Insomnia is a sleep disorder characterized by a difficulty in falling asleep or inconsistent sleep throughout the night resulting in too little or poor-quality sleep and a feeling of exhaustion when you wake up.
Insomnia can be acute or chronic. Acute insomnia lasts from one night to a few weeks while with chronic insomnia, the sleep disturbances occur at least three nights per week, for more than a month.
Acute or short term insomnia does not require any treatment and can be often prevented or cured by practicing proper sleep habits. However, if insomnia affects your functional abilities, your physician may prescribe sleep inducing medication, for a limited period of time.
To treat chronic insomnia, your doctor will first treat any underlying medical health problems that are interfering with your sleep. If insomnia continues, behavioural therapy may be recommended to modify behaviours, which can worsen insomnia, and also learn new behaviours to promote good sleep. Other behavioural techniques such as relaxation therapy sleep restriction therapy and reconditioning may also be helpful in improving your sleep.

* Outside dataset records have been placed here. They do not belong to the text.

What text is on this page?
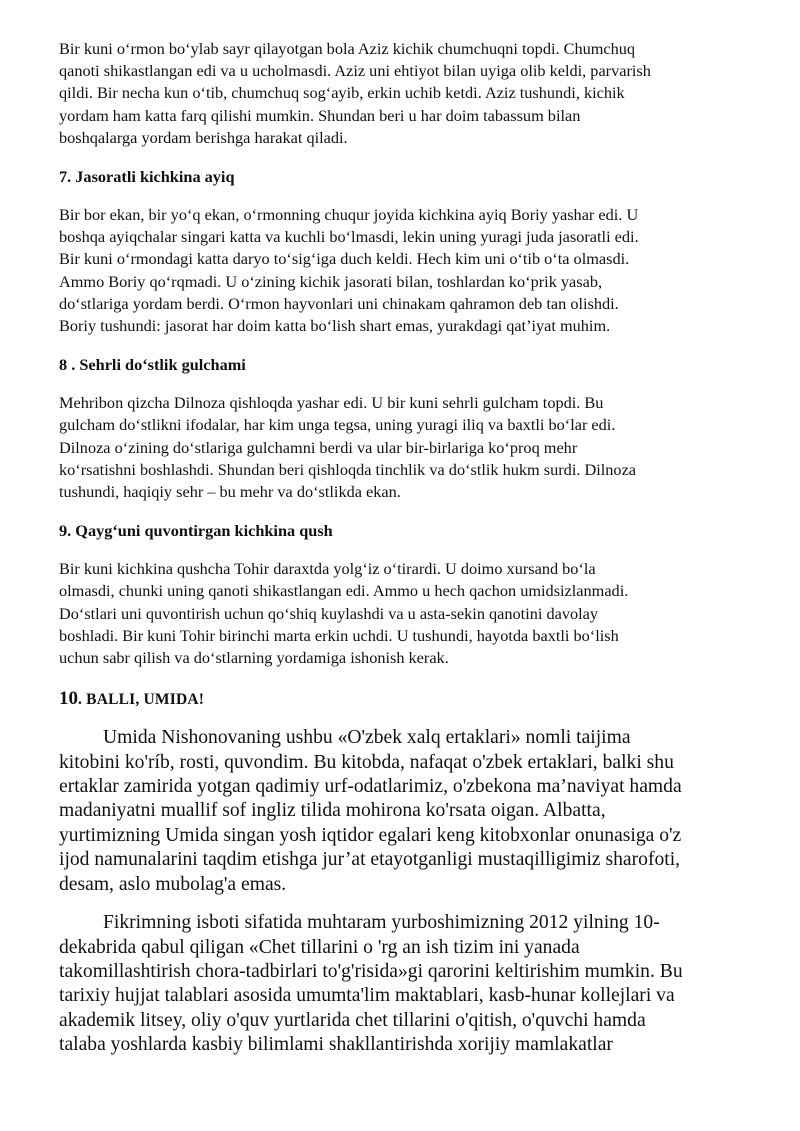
Bir kuni o‘rmon bo‘ylab sayr qilayotgan bola Aziz kichik chumchuqni topdi. Chumchuq
qanoti shikastlangan edi va u ucholmasdi. Aziz uni ehtiyot bilan uyiga olib keldi, parvarish
qildi. Bir necha kun o‘tib, chumchuq sog‘ayib, erkin uchib ketdi. Aziz tushundi, kichik
yordam ham katta farq qilishi mumkin. Shundan beri u har doim tabassum bilan
boshqalarga yordam berishga harakat qiladi.
7. Jasoratli kichkina ayiq
Bir bor ekan, bir yo‘q ekan, o‘rmonning chuqur joyida kichkina ayiq Boriy yashar edi. U
boshqa ayiqchalar singari katta va kuchli bo‘lmasdi, lekin uning yuragi juda jasoratli edi.
Bir kuni o‘rmondagi katta daryo to‘sig‘iga duch keldi. Hech kim uni o‘tib o‘ta olmasdi.
Ammo Boriy qo‘rqmadi. U o‘zining kichik jasorati bilan, toshlardan ko‘prik yasab,
do‘stlariga yordam berdi. O‘rmon hayvonlari uni chinakam qahramon deb tan olishdi.
Boriy tushundi: jasorat har doim katta bo‘lish shart emas, yurakdagi qat’iyat muhim.
8 . Sehrli do‘stlik gulchami
Mehribon qizcha Dilnoza qishloqda yashar edi. U bir kuni sehrli gulcham topdi. Bu
gulcham do‘stlikni ifodalar, har kim unga tegsa, uning yuragi iliq va baxtli bo‘lar edi.
Dilnoza o‘zining do‘stlariga gulchamni berdi va ular bir-birlariga ko‘proq mehr
ko‘rsatishni boshlashdi. Shundan beri qishloqda tinchlik va do‘stlik hukm surdi. Dilnoza
tushundi, haqiqiy sehr – bu mehr va do‘stlikda ekan.
9. Qayg‘uni quvontirgan kichkina qush
Bir kuni kichkina qushcha Tohir daraxtda yolg‘iz o‘tirardi. U doimo xursand bo‘la
olmasdi, chunki uning qanoti shikastlangan edi. Ammo u hech qachon umidsizlanmadi.
Do‘stlari uni quvontirish uchun qo‘shiq kuylashdi va u asta-sekin qanotini davolay
boshladi. Bir kuni Tohir birinchi marta erkin uchdi. U tushundi, hayotda baxtli bo‘lish
uchun sabr qilish va do‘stlarning yordamiga ishonish kerak.
10. BALLI, UMIDA!
Umida Nishonovaning ushbu «O'zbek xalq ertaklari» nomli taijima
kitobini ko'ríb, rosti, quvondim. Bu kitobda, nafaqat o'zbek ertaklari, balki shu
ertaklar zamirida yotgan qadimiy urf-odatlarimiz, o'zbekona ma’naviyat hamda
madaniyatni muallif sof ingliz tilida mohirona ko'rsata oigan. Albatta,
yurtimizning Umida singan yosh iqtidor egalari keng kitobxonlar onunasiga o'z
ijod namunalarini taqdim etishga jur’at etayotganligi mustaqilligimiz sharofoti,
desam, aslo mubolag'a emas.
Fikrimning isboti sifatida muhtaram yurboshimizning 2012 yilning 10-
dekabrida qabul qiligan «Chet tillarini o 'rg an ish tizim ini yanada
takomillashtirish chora-tadbirlari to'g'risida»gi qarorini keltirishim mumkin. Bu
tarixiy hujjat talablari asosida umumta'lim maktablari, kasb-hunar kollejlari va
akademik litsey, oliy o'quv yurtlarida chet tillarini o'qitish, o'quvchi hamda
talaba yoshlarda kasbiy bilimlami shakllantirishda xorijiy mamlakatlar
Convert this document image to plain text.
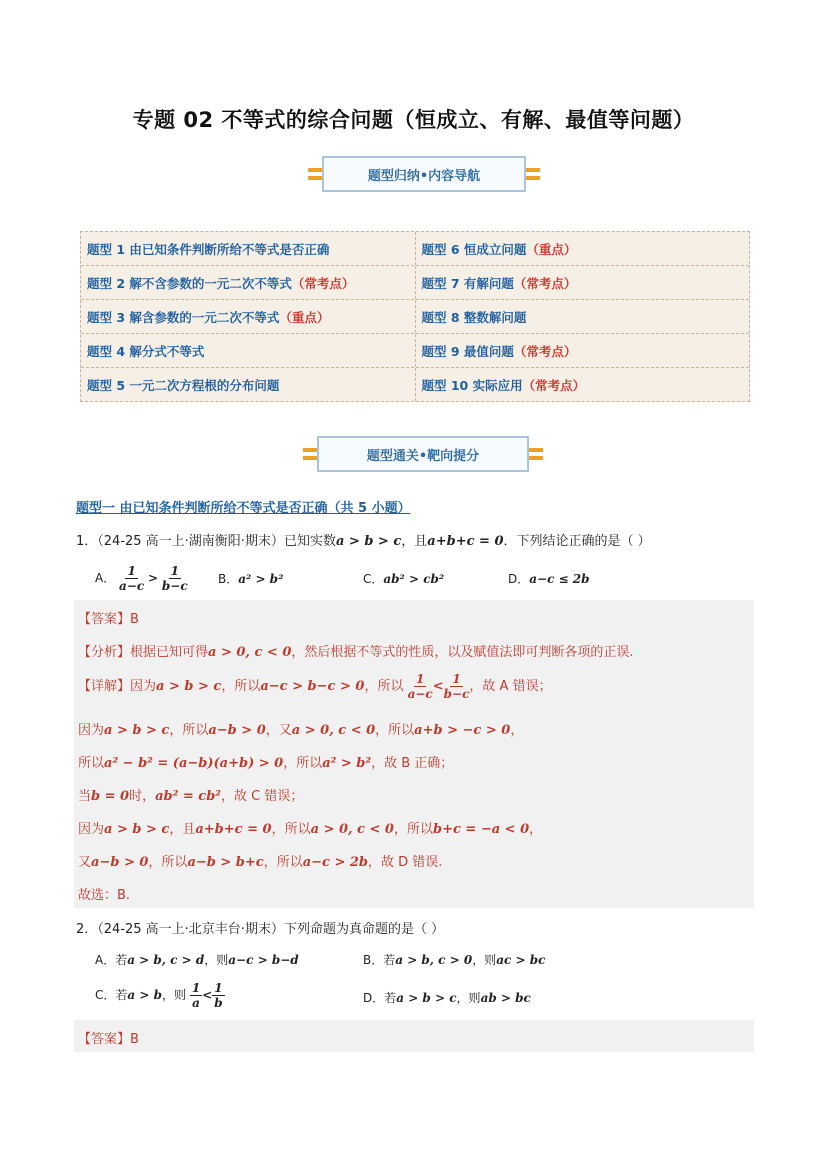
专题 02 不等式的综合问题（恒成立、有解、最值等问题）
题型归纳•内容导航
题型 1 由已知条件判断所给不等式是否正确	题型 6 恒成立问题 （重点）
题型 2 解不含参数的一元二次不等式 （常考点）	题型 7 有解问题 （常考点）
题型 3 解含参数的一元二次不等式 （重点）	题型 8 整数解问题
题型 4 解分式不等式	题型 9 最值问题 （常考点）
题型 5 一元二次方程根的分布问题	题型 10 实际应用 （常考点）
题型通关•靶向提分
题型一 由已知条件判断所给不等式是否正确（共 5 小题）
1．（24-25 高一上·湖南衡阳·期末）已知实数a > b > c，且a+b+c = 0．下列结论正确的是（ ）
A． $\frac{1}{a-c} > \frac{1}{b-c}$	B．a² > b²	C．ab² > cb²	D．a−c ≤ 2b
【答案】B
【分析】根据已知可得a > 0, c < 0，然后根据不等式的性质，以及赋值法即可判断各项的正误.
【详解】因为a > b > c，所以a−c > b−c > 0，所以 $\frac{1}{a-c} < \frac{1}{b-c}$ ，故 A 错误；
因为a > b > c，所以a−b > 0，又a > 0, c < 0，所以a+b > −c > 0，
所以a² − b² = (a−b)(a+b) > 0，所以a² > b²，故 B 正确；
当b = 0时，ab² = cb²，故 C 错误；
因为a > b > c，且a+b+c = 0，所以a > 0, c < 0，所以b+c = −a < 0，
又a−b > 0，所以a−b > b+c，所以a−c > 2b，故 D 错误.
故选：B.
2．（24-25 高一上·北京丰台·期末）下列命题为真命题的是（ ）
A．若a > b, c > d，则a−c > b−d	B．若a > b, c > 0，则ac > bc
C．若a > b，则 $\frac{1}{a} < \frac{1}{b}$	D．若a > b > c，则ab > bc
【答案】B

Relaxation therapy: This helps reduce or eliminate night-time stress, body tension and anxiety. The goal is to calm the mind so you are able to fall asleep.
Sleep restriction therapy: This is a type of behavioural treatment in which your sleep efficiency is improved by initially limiting your sleep time.
Reconditioning: This approach helps your body to associate bed and bedtime with sleep. The person is usually advised to use bed only for sleep and sex. You are taught to go to bed only when sleepy. During the reconditioning process you should avoid short naps and go to bed at the same time every night. If unable to sleep, leave your bedroom and do something else until you feel sleepy.